Hospitals not in compliance with the new rules can face undetermined penalties.
The new rules are important to protect nurses and other front-line caregivers from exposure to a highly infectious disease, Castillo said. “Now there is still no uniformity,” Castillo said. “That’s why these new Cal/OSHA guidelines are so important. We have a mandate and a threshold. We can ensure that these rules are being enforced.”
The California Hospital Association is still reviewing the new Cal/OSHA guidance, said Jan Emerson-Shea, spokesperson for the hospital association.
“We support recommendations grounded in science,” Emerson-Shea said, adding that the association views CDC as the expert on the issue of Ebola preparedness and response.
Scioscia said hospitals are having conversations with Cal/OSHA and the CDPH about the new guidance. These talks include what protective equipment must be provided to caregivers in emergency departments, she said.
Airborne Classification Triggers New Requirements
The guidance states, in regard to ED planning: “If isolation and transfer procedures and protocols, along with engineering and work practice controls, are insufficient to prevent employee exposure, the employer must ensure that employees at risk of exposure use appropriate PPE including respiratory protection.”
Respiratory protection is unique to the Cal/OSHA rules. The guidance states that respiratory protection is necessary because patients severely ill with Ebola can release small liquid particles through coughing or vomiting. Procedures such as intubation and suctioning can also release these small particles, the guidance states.
“There are discussions about the airborne classification,” Scioscia said. “That is fundamental because it triggers a whole different set of requirements.”

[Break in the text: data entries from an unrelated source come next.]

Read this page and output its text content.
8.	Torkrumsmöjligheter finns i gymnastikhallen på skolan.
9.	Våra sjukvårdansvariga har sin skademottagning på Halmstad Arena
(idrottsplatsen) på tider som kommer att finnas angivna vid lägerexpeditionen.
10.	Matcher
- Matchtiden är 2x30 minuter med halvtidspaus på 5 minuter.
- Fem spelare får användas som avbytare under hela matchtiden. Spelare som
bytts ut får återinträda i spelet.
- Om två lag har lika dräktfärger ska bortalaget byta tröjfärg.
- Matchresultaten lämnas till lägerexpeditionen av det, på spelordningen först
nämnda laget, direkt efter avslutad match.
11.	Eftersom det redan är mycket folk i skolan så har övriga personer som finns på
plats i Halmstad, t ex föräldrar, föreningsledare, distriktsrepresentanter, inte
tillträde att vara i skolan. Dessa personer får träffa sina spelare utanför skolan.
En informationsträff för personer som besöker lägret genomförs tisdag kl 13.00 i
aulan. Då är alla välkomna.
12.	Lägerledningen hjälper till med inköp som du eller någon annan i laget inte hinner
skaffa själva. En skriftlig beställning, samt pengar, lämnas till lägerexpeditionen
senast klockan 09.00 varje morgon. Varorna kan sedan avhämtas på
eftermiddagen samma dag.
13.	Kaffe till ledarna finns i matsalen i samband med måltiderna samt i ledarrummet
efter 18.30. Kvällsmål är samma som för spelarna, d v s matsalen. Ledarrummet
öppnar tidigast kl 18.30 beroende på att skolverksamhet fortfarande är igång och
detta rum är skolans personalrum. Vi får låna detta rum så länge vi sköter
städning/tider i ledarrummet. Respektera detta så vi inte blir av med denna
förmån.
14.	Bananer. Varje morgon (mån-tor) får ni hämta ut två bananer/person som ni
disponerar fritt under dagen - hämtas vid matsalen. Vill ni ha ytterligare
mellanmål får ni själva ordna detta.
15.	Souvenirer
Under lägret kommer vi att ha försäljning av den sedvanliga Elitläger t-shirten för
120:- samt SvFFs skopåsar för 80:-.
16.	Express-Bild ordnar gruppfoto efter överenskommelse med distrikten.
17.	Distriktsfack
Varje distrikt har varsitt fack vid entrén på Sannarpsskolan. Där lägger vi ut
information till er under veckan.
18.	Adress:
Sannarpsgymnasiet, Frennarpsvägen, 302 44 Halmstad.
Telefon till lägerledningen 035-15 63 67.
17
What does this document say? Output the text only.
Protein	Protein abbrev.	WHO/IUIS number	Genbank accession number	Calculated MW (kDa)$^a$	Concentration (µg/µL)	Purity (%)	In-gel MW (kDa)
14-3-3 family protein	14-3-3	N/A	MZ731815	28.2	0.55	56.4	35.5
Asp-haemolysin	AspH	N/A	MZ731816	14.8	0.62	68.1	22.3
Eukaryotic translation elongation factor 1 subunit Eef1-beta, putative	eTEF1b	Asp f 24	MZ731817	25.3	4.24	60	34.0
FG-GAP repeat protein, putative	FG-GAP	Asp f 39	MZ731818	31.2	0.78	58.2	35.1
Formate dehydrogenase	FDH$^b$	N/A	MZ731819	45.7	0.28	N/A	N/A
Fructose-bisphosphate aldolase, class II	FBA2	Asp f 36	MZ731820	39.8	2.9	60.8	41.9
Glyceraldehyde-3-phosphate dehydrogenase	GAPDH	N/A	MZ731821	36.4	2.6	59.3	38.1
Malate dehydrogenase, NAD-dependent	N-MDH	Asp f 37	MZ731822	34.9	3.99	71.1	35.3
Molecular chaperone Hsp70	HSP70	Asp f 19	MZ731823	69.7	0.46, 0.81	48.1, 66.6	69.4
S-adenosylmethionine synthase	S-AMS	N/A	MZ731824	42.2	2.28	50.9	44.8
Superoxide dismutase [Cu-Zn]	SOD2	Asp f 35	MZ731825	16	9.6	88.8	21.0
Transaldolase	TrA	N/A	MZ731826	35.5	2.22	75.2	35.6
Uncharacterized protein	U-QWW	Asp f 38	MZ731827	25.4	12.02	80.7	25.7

Michael Jackson, an ED nurse at UC-San Diego-Hillcrest Medical Center and a CNA member, said all ED nurses should have access to this protective gear. “I haven’t seen any additional protective gear,” Jackson said. “We are hoping to see changes in the next few weeks with these new Cal/OSHA rules. We know there has been a backlog in equipment.”
Scioscia said safety is the utmost concern.
“We want to ensure safety and not add potential risk,” she said. “A collaborative nature across the state is very important.”